Make no mistake, though: Asia Miles will be worth less. The FAQ for the changes even has a question “Are you devaluing Asia Miles?” And even they do not say no.
This is especially important to U.S. frequent flyers because Cathay Pacific’s Asia Miles program is a transfer partner of American Express, Citibank, Capital One, and Bilt. They’re also frequently used to book awards on British Airways, since the fuel surcharges they collect are much lower than other programs (like BA itself, or American AAdvantage) for the same flights.
Here’s the new award chart for travel on Cathay Pacific. You’ll see that:
- Their longest business class flights go up from 85,000 to 110,000 miles each way (29% increase) and first class goes from 125,000 to 160,000 miles each way (28% increase).
- US West Coast to Hong Kong goes up from 70,000 miles to 84,000 miles each way (a 20% increase) and first class goes up from 110,000 miles to 125,000 miles each way (14% increase).

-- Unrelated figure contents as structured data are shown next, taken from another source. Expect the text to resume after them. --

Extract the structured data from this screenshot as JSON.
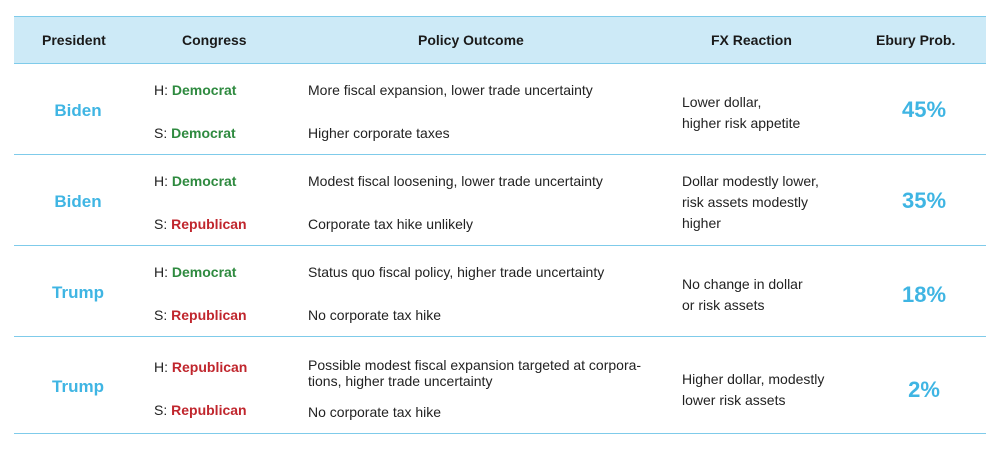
{
  "header": {
    "president": "President",
    "congress": "Congress",
    "policy": "Policy Outcome",
    "fx": "FX Reaction",
    "prob": "Ebury Prob."
  },
  "rows": [
    {
      "president": "Biden",
      "house_prefix": "H:",
      "house_party": "Democrat",
      "senate_prefix": "S:",
      "senate_party": "Democrat",
      "policy_1": "More fiscal expansion, lower trade uncertainty",
      "policy_2": "Higher corporate taxes",
      "fx": "Lower dollar,\nhigher risk appetite",
      "prob": "45%"
    },
    {
      "president": "Biden",
      "house_prefix": "H:",
      "house_party": "Democrat",
      "senate_prefix": "S:",
      "senate_party": "Republican",
      "policy_1": "Modest fiscal loosening, lower trade uncertainty",
      "policy_2": "Corporate tax hike unlikely",
      "fx": "Dollar modestly lower,\nrisk assets modestly\nhigher",
      "prob": "35%"
    },
    {
      "president": "Trump",
      "house_prefix": "H:",
      "house_party": "Democrat",
      "senate_prefix": "S:",
      "senate_party": "Republican",
      "policy_1": "Status quo fiscal policy, higher trade uncertainty",
      "policy_2": "No corporate tax hike",
      "fx": "No change in dollar\nor risk assets",
      "prob": "18%"
    },
    {
      "president": "Trump",
      "house_prefix": "H:",
      "house_party": "Republican",
      "senate_prefix": "S:",
      "senate_party": "Republican",
      "policy_1": "Possible modest fiscal expansion targeted at corpora-\ntions, higher trade uncertainty",
      "policy_2": "No corporate tax hike",
      "fx": "Higher dollar, modestly\nlower risk assets",
      "prob": "2%"
    }
  ],
  "colors": {
    "accent": "#3fb5e3",
    "header_bg": "#cdeaf7",
    "democrat": "#2e8a3f",
    "republican": "#c0262d",
    "rule": "#7fcbea"
  }
}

Meanwhile premium cabin partner awards go up by as much as 40,000 miles each way. And it’s not as though they followed Singapore Airlines’ lead and increased redemption prices while eliminating fuel surcharges, either.
They last devalued in 2018 making long haul premium cabin awards more expensive especially. In some sense it’s odd to do this again now, just as they’re trying to turn the program into a ‘lifestyle brand’ but on the other hand it’s not surprising they’d do it now right as they’re losing focus on seeing themselves that way rather than focusing on delivering actual value to their customers.
Cathay Pacific suffered mightily during the pandemic, becoming partially a ward of the state. Hong Kong is becoming less relevant, and turning inward towards China’s ‘Greater Bay Area’. To continue to have global ambitions they need to offer more value, rather than less. So this cost-cutting, while perhaps feeling necessary, also reeks of giving up.